Thank you all for your replies, I', closing this question because I realized it is a bit redundant.

2 Answers

+5 votes
The reason this gets to be such a involved discussion is that it relies heavily on either word of mouth or hearsay, and purists will want to see reference documentation showing evidence of the marriage or relationship, when typically there is none. However, as Melanie mentioned, if you can come to a clear conclusion that they were regarded as spouses either through enough evidence to satisfy yourself, then I would proceed with marking them as "married" as it relates to WikiTree, but be sure to describe it in the Biography so that others can be aware of why you put that there. There are always purists who may ask later if you are "certain", and the reality is that there are oral genealogies and other word-of-mouth reports that will never have source documentation to clearly prove anything, but it was a well-known fact and likely there is circumstantial evidence to point to that supports it. I'd just make sure you have as much documentation to go on as you reasonably can, in case someone ever asks how you came to that conclusion.
by Scott Fulkerson G2G Astronaut (1.6m points)
Well, not always it's just words of mouth, at least for the past 150 years... You can have common addresses in census records, children, family pictures, letters, etc. Just not a marriage records, and my idea was that if one knows that a couple never legally married (for whatever reason, including modern couples that "don't believe in paperwork")  you could state it so from the start and not leave future researchers wondering.
I agree that what really matters is the discussion in the biography. But I was thinking about the complexity. After the US Civil War, soldiers' widows had to prove they were legally married to get a pension. So sometimes the pension file documents a valid common-law marriage (which was of course legally the same as a civil marriage). But what if the pension file documents that the couple thought of themselves as married, but the Pension Office decided they didn't meet the legal criteria for a valid common-law marriage? Or the Pension Office decide they did meet the legal criteria for a valid common-law marriage but they themselves didn't think of themselves as married? (I know of a case like that. The husband (?) said he *wanted* to be married, but they weren't. But the pension office said they were and jailed the woman for pension fraud, since they said she had remarried and wasn't eligible for a pension any longer, even though she continued to collect one.)
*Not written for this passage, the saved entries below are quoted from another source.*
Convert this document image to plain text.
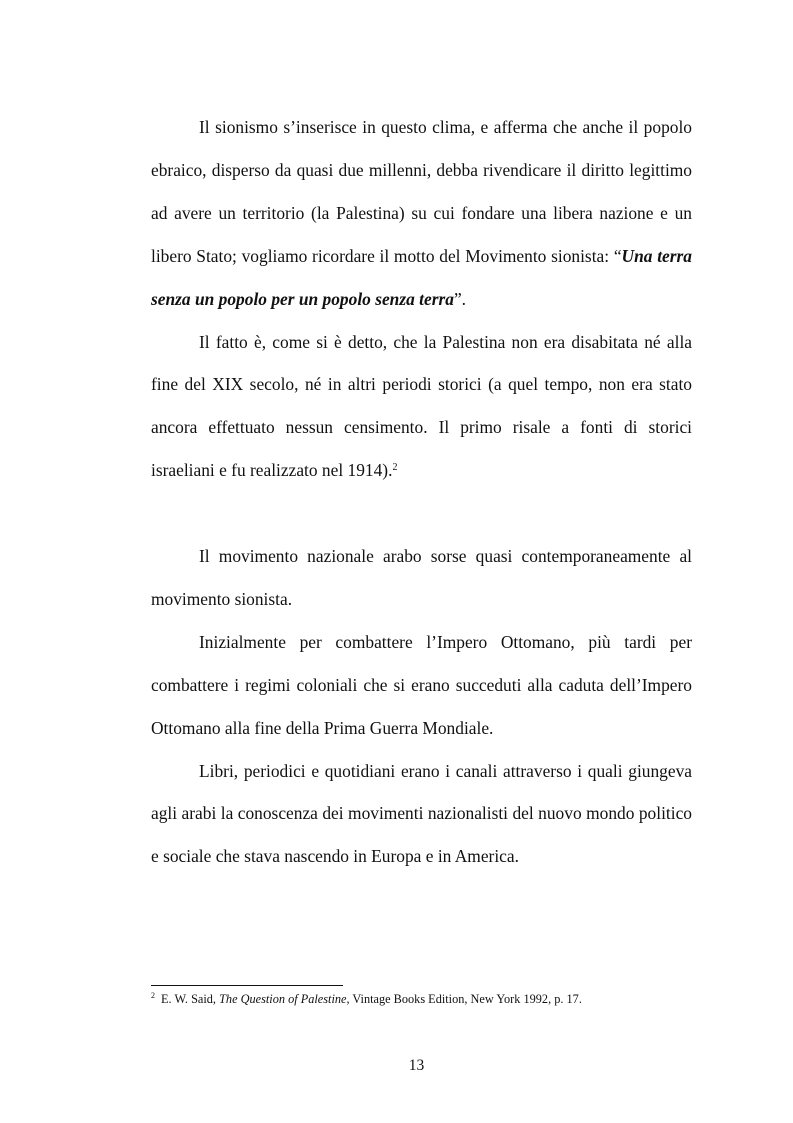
Il sionismo s’inserisce in questo clima, e afferma che anche il popolo ebraico, disperso da quasi due millenni, debba rivendicare il diritto legittimo ad avere un territorio (la Palestina) su cui fondare una libera nazione e un libero Stato; vogliamo ricordare il motto del Movimento sionista: “Una terra senza un popolo per un popolo senza terra”.

Il fatto è, come si è detto, che la Palestina non era disabitata né alla fine del XIX secolo, né in altri periodi storici (a quel tempo, non era stato ancora effettuato nessun censimento. Il primo risale a fonti di storici israeliani e fu realizzato nel 1914).$^2$

Il movimento nazionale arabo sorse quasi contemporaneamente al movimento sionista.

Inizialmente per combattere l’Impero Ottomano, più tardi per combattere i regimi coloniali che si erano succeduti alla caduta dell’Impero Ottomano alla fine della Prima Guerra Mondiale.

Libri, periodici e quotidiani erano i canali attraverso i quali giungeva agli arabi la conoscenza dei movimenti nazionalisti del nuovo mondo politico e sociale che stava nascendo in Europa e in America.

$^2$ E. W. Said, The Question of Palestine, Vintage Books Edition, New York 1992, p. 17.
13
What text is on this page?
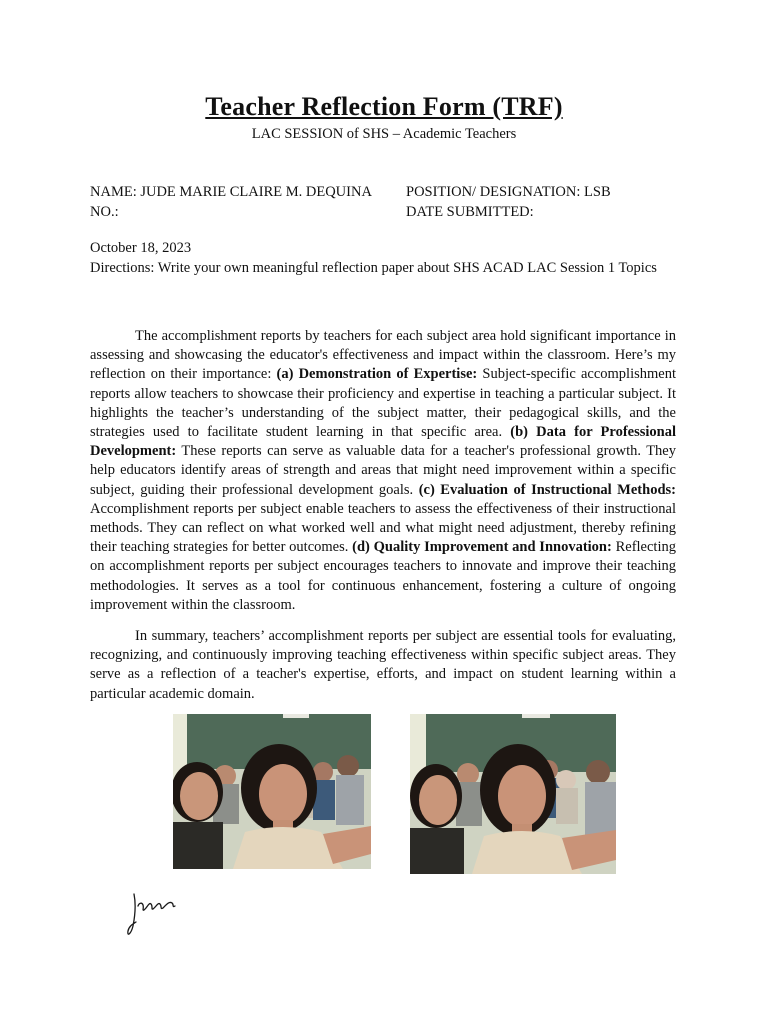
Teacher Reflection Form (TRF)
LAC SESSION of SHS – Academic Teachers
NAME: JUDE MARIE CLAIRE M. DEQUINA
NO.:
POSITION/ DESIGNATION: LSB
DATE SUBMITTED:
October 18, 2023
Directions: Write your own meaningful reflection paper about SHS ACAD LAC Session 1 Topics

The accomplishment reports by teachers for each subject area hold significant importance in assessing and showcasing the educator's effectiveness and impact within the classroom. Here’s my reflection on their importance: (a) Demonstration of Expertise: Subject-specific accomplishment reports allow teachers to showcase their proficiency and expertise in teaching a particular subject. It highlights the teacher’s understanding of the subject matter, their pedagogical skills, and the strategies used to facilitate student learning in that specific area. (b) Data for Professional Development: These reports can serve as valuable data for a teacher's professional growth. They help educators identify areas of strength and areas that might need improvement within a specific subject, guiding their professional development goals. (c) Evaluation of Instructional Methods: Accomplishment reports per subject enable teachers to assess the effectiveness of their instructional methods. They can reflect on what worked well and what might need adjustment, thereby refining their teaching strategies for better outcomes. (d) Quality Improvement and Innovation: Reflecting on accomplishment reports per subject encourages teachers to innovate and improve their teaching methodologies. It serves as a tool for continuous enhancement, fostering a culture of ongoing improvement within the classroom.

In summary, teachers’ accomplishment reports per subject are essential tools for evaluating, recognizing, and continuously improving teaching effectiveness within specific subject areas. They serve as a reflection of a teacher's expertise, efforts, and impact on student learning within a particular academic domain.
No binary system (or even a system with more than two options) is going to capture the complex realities of people's relationships & the multiplicity of legal systems. Just document it in the biography.
+4 votes
In Germany, civil registry offices were successively introduced from 1870 onwards (Prussia in 1874), which were responsible for keeping civil registers. Once these existed, the church registers were no longer legally binding. This also meant that marriages took place before the registry office; the churches' view of the validity of a marriage was thus irrelevant.
For the former countries of the dual monarchy of Austria and its successor states, the situation is somewhat more complicated. From 1870, the registry offices were initially only responsible for persons who did not belong to any religious community, from 1895 they were introduced in Burgenland, and for the rest of Austria they became binding from 1939, although marriages had to be performed before a registrar as early as 1938.
by Dieter Lewerenz G2G Astronaut (3.2m points)
Thanks Dieter, that was the info I had for the former Austro-Hungarian Empire. It happen that as far as I have researched all the branches in my tree from my great-grandparents and back, come from the Habsburg dominions - Bohemia, Carinthia, Northern Italy and Galicia, so I had to do a bit of research about that, including the religious environment in the 1700' and 1800' so I knew in which books to look for them - the Carinthia branch jumped back and forth from lutheranism to catholicism according with the times, others converted from judaism to cristianity, etc.